The Social Security Administration had said it would not extend Phelan the same benefits of a heterosexual married couple because at the time of Kaye's death, they were not living in a state that recognized same-sex marriages.

Not only has Arizona lifted its ban on same-sex marriage since then, it became legal in all states in June after the Supreme Court's ruling.

Related: How business rallied for same-sex marriage

Married people whose spouses earned more are sometimes eligible for bigger benefits. Kaye, a geriatric nurse practitioner and college professor, had earned more money than Phelan, who worked as a teacher and artist. As a legally married couple, Phelan would be entitled to receive a survivor benefit equal to the amount of her spouse's entire Social Security check.
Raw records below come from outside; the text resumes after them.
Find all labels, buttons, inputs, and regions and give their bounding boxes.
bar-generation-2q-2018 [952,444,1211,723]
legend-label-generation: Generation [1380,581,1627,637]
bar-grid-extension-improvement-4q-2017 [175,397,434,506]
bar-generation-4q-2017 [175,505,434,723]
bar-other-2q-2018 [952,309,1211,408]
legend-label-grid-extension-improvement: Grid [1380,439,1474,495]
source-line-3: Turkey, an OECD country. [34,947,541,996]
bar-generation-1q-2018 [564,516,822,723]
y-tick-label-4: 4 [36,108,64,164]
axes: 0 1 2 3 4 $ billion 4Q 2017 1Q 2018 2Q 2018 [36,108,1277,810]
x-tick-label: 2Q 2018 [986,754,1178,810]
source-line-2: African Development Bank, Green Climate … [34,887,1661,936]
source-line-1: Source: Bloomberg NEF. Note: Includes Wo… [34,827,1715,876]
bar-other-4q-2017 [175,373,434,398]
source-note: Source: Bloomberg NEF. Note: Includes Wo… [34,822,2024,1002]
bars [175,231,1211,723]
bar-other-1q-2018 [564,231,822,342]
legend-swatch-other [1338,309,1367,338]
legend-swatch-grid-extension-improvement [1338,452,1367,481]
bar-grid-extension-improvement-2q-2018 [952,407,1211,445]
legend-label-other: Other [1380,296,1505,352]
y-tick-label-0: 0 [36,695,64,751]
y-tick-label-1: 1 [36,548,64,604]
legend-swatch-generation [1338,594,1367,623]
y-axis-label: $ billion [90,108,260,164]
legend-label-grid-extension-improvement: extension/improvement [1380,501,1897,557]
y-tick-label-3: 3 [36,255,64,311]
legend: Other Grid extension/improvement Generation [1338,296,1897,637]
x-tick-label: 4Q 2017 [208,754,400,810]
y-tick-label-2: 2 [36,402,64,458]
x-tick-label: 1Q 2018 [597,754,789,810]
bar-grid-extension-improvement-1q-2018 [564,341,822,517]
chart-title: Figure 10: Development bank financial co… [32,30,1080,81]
In her case, that monthly check would be $2,160 -- which is $1,224 more than what she would get from her own benefit.

The Social Security Administration could not say when the new policy would be put in place. It is currently working with the Department of Justice to update processing instructions, which will allow it to recognize same-sex marriage for new and pending claims, a spokesman said Friday.

Anyone who thinks they should be eligible are encouraged to file for Social Security benefits right away. The filing date will be used determine the start date for benefits, he said.